Employment status discussion paper
The government will publish a discussion paper as part of the response to Matthew Taylor’s review of employment practices in the modern economy, exploring the case and options for longer-term reform to make the employment status tests for both employment rights and tax clearer. The government recognises that this is an important and complex issue, and so will work with stakeholders to ensure that any potential changes are considered carefully.
The Chancellor also restated the Government’s commitment to closing down tax avoidance schemes (some of which are used by contractors). This should raise £4.8 billion for the Treasury. HMRC has already highlighted a number of schemes in their spotlight feature, such as offshore loan schemes and jobs board schemes.
Other measures that are likely to affect your contractors include:
- The Income Tax Personal Allowance increases to £11,850 for the next tax year beginning on 6 April 2018. At the same time the basic rate tax limit increases to £34,500 (contractors living in Scotland will have to wait for the Scottish Parliament to set this threshold for them).

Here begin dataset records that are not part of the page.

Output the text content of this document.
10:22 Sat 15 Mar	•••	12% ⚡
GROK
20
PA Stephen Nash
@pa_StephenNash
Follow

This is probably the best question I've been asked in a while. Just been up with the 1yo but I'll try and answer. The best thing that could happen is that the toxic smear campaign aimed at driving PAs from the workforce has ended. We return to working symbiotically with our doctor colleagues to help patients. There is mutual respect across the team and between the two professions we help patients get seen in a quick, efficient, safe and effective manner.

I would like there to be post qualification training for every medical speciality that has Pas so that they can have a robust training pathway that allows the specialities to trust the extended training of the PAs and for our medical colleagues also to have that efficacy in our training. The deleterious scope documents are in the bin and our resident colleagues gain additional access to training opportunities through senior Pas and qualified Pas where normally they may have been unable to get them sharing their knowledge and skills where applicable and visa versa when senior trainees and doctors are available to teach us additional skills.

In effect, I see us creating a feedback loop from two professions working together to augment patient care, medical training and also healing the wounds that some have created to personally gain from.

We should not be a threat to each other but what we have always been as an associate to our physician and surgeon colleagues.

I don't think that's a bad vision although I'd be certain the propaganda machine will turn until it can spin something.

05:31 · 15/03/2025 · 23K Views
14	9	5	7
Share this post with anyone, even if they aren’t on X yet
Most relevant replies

This is designed to help lower paid workers;
- National Living Wage is being increased from £7.50 to £7.83 for those 25 and older and to £7.38 for 21 to 24 year olds.

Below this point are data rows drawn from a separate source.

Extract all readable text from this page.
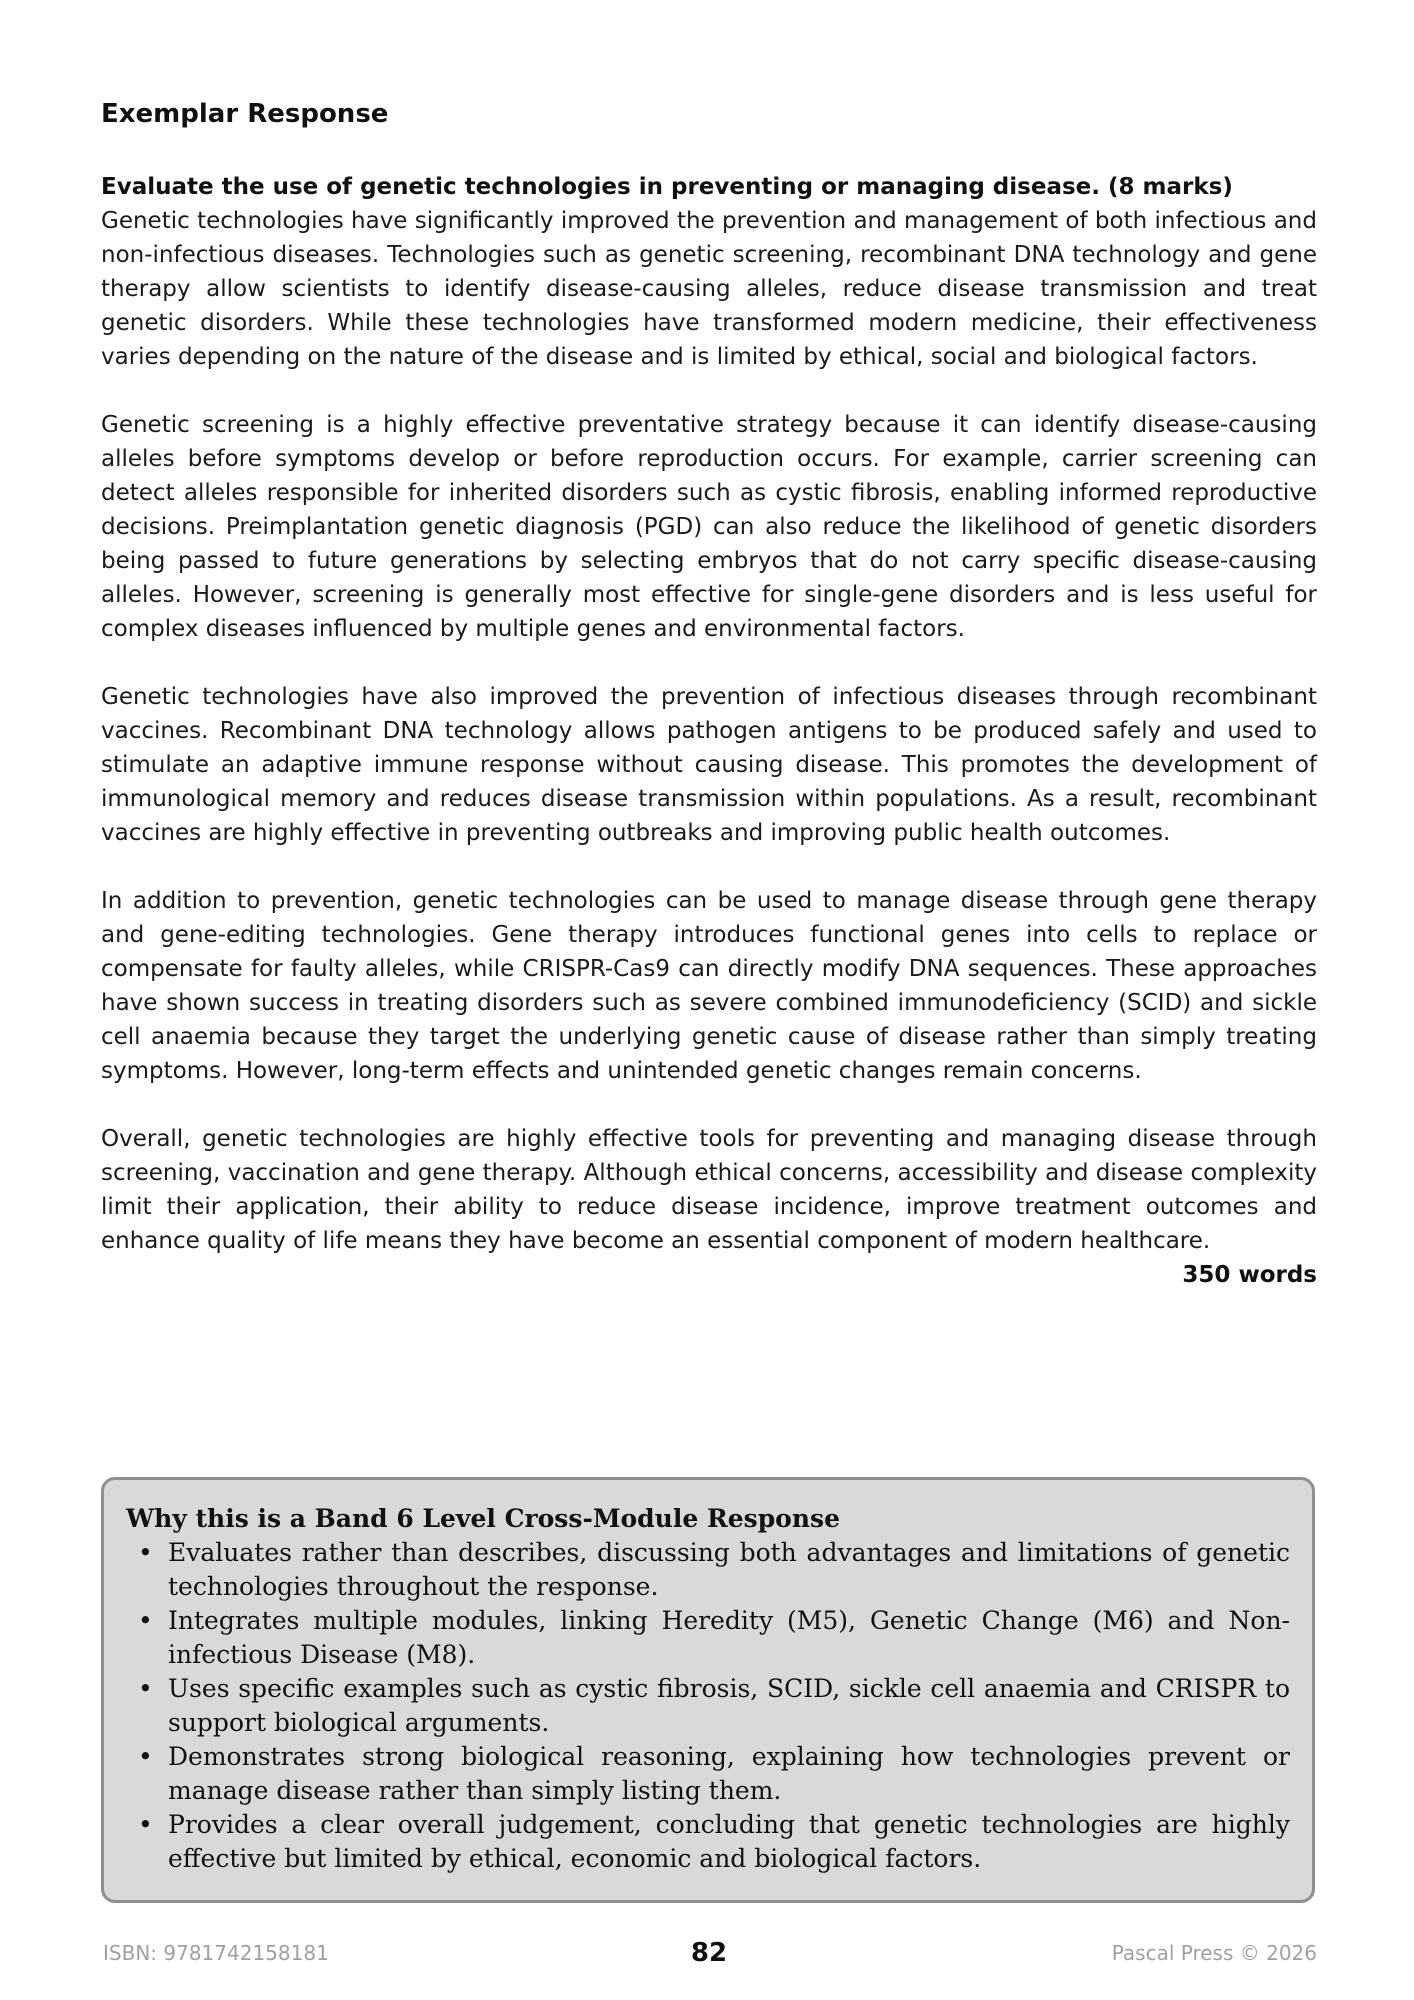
Exemplar Response

Evaluate the use of genetic technologies in preventing or managing disease. (8 marks)

Genetic technologies have significantly improved the prevention and management of both infectious and non-infectious diseases. Technologies such as genetic screening, recombinant DNA technology and gene therapy allow scientists to identify disease-causing alleles, reduce disease transmission and treat genetic disorders. While these technologies have transformed modern medicine, their effectiveness varies depending on the nature of the disease and is limited by ethical, social and biological factors.

Genetic screening is a highly effective preventative strategy because it can identify disease-causing alleles before symptoms develop or before reproduction occurs. For example, carrier screening can detect alleles responsible for inherited disorders such as cystic fibrosis, enabling informed reproductive decisions. Preimplantation genetic diagnosis (PGD) can also reduce the likelihood of genetic disorders being passed to future generations by selecting embryos that do not carry specific disease-causing alleles. However, screening is generally most effective for single-gene disorders and is less useful for complex diseases influenced by multiple genes and environmental factors.

Genetic technologies have also improved the prevention of infectious diseases through recombinant vaccines. Recombinant DNA technology allows pathogen antigens to be produced safely and used to stimulate an adaptive immune response without causing disease. This promotes the development of immunological memory and reduces disease transmission within populations. As a result, recombinant vaccines are highly effective in preventing outbreaks and improving public health outcomes.

In addition to prevention, genetic technologies can be used to manage disease through gene therapy and gene-editing technologies. Gene therapy introduces functional genes into cells to replace or compensate for faulty alleles, while CRISPR-Cas9 can directly modify DNA sequences. These approaches have shown success in treating disorders such as severe combined immunodeficiency (SCID) and sickle cell anaemia because they target the underlying genetic cause of disease rather than simply treating symptoms. However, long-term effects and unintended genetic changes remain concerns.

Overall, genetic technologies are highly effective tools for preventing and managing disease through screening, vaccination and gene therapy. Although ethical concerns, accessibility and disease complexity limit their application, their ability to reduce disease incidence, improve treatment outcomes and enhance quality of life means they have become an essential component of modern healthcare.

350 words

Why this is a Band 6 Level Cross-Module Response

• Evaluates rather than describes, discussing both advantages and limitations of genetic technologies throughout the response.
• Integrates multiple modules, linking Heredity (M5), Genetic Change (M6) and Non-infectious Disease (M8).
• Uses specific examples such as cystic fibrosis, SCID, sickle cell anaemia and CRISPR to support biological arguments.
• Demonstrates strong biological reasoning, explaining how technologies prevent or manage disease rather than simply listing them.
• Provides a clear overall judgement, concluding that genetic technologies are highly effective but limited by ethical, economic and biological factors.
ISBN: 9781742158181	82	Pascal Press © 2026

- In an encouragement to users of environmentally-friendly electric and hybrid cars there will be no taxable benefits on employees using a workplace charging point;
- There is an increase of inflation +2% on tobacco products but no change in the duty on wines, beers and spirits; the Chancellor made it clear he wanted to support small pubs!
- Despite much speculation in the financial press the Chancellor decided not to change the VAT registration threshold which will remain at £85,000;
- As well as outlining various incentives, investments and interventions to energise house building, changes to Stamp Duty grabbed most of the headlines. First time buyers will be exempt from paying Stamp Duty on homes costing less than £300,000. For London first time buyers the first £300,000 of the cost of a £500,000 purchase will be exempt with the remaining £200,000 charged at 5%.
The Chancellor also announced that various consultations will take place during 2018 on a wide range of financial and taxation issues, we will keep you informed as and when more information about them is published.